On Thursday night, an N.B.A. team will select Jabari Parker, a 19-year-old basketball prodigy, with one of the top picks in the 2014 draft.
While he poses for the cameras with his new team’s jersey, tens of thousands of young Mormon men will be preparing uniforms of their own, the white shirt and black name tag of missionaries, as they begin knocking on unfriendly doors in countries around the world.
It was through this missionary service that Mormons traveled to the small island nation of Tonga and converted Jabari Parker’s great-grandfather a century ago. Today, Parker himself is a member of the Church of Jesus Christ of Latter-day Saints and a regular at its meetings. His brother and mother served on missions.

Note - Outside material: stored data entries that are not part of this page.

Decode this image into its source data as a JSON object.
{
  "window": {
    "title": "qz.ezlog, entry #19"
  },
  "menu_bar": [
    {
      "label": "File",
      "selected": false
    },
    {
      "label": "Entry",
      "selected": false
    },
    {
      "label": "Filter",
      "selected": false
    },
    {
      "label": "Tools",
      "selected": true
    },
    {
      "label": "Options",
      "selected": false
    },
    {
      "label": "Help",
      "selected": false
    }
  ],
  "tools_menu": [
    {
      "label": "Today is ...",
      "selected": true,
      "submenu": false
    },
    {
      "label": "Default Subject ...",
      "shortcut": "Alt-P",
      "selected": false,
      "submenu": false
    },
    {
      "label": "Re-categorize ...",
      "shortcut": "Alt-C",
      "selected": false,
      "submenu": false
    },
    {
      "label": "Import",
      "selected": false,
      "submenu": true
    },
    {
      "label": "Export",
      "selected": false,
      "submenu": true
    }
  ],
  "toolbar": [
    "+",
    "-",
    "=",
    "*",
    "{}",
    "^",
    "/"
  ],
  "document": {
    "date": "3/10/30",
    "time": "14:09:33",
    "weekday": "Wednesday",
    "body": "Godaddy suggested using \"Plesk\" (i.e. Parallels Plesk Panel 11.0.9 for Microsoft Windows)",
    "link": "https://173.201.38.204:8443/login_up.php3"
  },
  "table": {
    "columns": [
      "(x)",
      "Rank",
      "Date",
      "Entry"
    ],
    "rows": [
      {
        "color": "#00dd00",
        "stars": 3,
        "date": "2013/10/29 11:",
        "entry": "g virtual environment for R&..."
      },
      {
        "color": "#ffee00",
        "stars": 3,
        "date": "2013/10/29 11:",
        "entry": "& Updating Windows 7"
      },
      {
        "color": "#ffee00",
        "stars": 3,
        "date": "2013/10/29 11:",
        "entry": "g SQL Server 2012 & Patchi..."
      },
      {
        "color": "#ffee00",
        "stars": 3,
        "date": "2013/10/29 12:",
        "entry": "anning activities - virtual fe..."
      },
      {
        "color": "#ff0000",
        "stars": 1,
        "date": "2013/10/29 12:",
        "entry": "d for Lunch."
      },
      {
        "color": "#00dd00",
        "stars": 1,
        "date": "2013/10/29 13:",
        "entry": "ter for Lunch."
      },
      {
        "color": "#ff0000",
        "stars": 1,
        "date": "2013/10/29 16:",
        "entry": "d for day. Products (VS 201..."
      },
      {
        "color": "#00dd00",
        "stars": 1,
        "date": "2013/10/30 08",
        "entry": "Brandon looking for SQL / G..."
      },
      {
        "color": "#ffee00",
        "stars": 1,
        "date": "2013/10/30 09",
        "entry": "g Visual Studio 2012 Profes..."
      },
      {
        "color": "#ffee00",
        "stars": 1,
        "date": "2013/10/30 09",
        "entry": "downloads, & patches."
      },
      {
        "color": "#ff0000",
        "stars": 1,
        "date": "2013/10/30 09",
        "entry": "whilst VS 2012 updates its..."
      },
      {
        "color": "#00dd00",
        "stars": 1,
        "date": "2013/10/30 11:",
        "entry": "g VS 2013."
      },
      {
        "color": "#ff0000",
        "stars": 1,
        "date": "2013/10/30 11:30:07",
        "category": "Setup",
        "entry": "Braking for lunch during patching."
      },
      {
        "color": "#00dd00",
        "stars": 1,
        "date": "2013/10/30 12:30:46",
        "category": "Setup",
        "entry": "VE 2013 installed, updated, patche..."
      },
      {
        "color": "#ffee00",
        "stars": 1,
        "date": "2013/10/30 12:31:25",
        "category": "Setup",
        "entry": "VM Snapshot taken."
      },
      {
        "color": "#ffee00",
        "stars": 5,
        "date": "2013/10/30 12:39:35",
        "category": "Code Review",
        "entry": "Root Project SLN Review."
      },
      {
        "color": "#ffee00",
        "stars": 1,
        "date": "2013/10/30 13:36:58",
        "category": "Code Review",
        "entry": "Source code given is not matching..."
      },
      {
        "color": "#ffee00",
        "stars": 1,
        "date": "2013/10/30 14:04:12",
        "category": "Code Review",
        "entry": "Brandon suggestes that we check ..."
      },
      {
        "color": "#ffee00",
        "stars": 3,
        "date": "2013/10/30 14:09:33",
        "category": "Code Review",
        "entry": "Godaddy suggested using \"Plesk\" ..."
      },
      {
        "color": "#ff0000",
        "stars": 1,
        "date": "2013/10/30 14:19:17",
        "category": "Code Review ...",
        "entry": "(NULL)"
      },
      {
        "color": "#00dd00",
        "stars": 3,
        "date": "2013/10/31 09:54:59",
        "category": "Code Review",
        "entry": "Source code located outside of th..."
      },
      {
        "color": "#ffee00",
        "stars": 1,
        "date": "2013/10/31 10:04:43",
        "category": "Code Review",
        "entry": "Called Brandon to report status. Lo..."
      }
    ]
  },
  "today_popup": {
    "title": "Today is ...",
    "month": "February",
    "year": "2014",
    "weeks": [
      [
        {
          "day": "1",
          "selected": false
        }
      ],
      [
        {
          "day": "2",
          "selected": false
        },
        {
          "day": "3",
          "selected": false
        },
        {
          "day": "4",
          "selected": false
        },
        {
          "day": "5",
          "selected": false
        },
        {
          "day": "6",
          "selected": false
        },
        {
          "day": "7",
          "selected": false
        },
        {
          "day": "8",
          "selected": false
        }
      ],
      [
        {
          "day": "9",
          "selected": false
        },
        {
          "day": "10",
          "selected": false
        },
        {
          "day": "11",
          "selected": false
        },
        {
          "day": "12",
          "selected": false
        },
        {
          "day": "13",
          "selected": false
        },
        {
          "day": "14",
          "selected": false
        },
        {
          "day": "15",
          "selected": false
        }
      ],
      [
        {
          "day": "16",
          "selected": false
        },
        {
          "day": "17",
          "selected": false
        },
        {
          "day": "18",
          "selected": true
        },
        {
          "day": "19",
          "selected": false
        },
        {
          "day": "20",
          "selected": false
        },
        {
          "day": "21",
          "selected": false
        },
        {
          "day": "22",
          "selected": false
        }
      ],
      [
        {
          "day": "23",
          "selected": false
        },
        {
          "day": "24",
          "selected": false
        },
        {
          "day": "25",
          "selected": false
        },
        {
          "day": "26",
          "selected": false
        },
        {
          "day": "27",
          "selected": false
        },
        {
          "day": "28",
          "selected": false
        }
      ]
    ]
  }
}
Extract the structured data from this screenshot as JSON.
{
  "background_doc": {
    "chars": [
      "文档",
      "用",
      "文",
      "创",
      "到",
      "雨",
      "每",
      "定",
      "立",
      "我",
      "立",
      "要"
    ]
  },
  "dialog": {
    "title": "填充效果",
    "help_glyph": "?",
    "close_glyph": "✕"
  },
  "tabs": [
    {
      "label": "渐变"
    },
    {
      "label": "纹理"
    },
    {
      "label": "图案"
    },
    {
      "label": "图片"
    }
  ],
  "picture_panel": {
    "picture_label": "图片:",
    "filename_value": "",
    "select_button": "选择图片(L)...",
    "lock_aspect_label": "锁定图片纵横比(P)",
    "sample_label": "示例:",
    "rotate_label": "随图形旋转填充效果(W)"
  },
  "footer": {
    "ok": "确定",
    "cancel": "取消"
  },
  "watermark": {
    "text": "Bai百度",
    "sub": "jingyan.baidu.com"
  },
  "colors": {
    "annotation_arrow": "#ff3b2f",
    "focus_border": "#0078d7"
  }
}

Parker, who played one basketball season at Duke, will be the first African-American Mormon in the N.B.A. But while church leaders have said they expect “every worthy, able young man” to serve on a mission, Parker will not be joining his peers in the service. He will instead follow the path carved by other world-class Mormon athletes and focus on his sport, a path that allows him to pursue his basketball dreams, and, of course, make millions of dollars.
But, church leaders and Mormon athletes argue, he will still be an ambassador for the church. And he may be an especially important ambassador — far more people will see him on “SportsCenter” than they would if he were doing missionary work in a far-off country.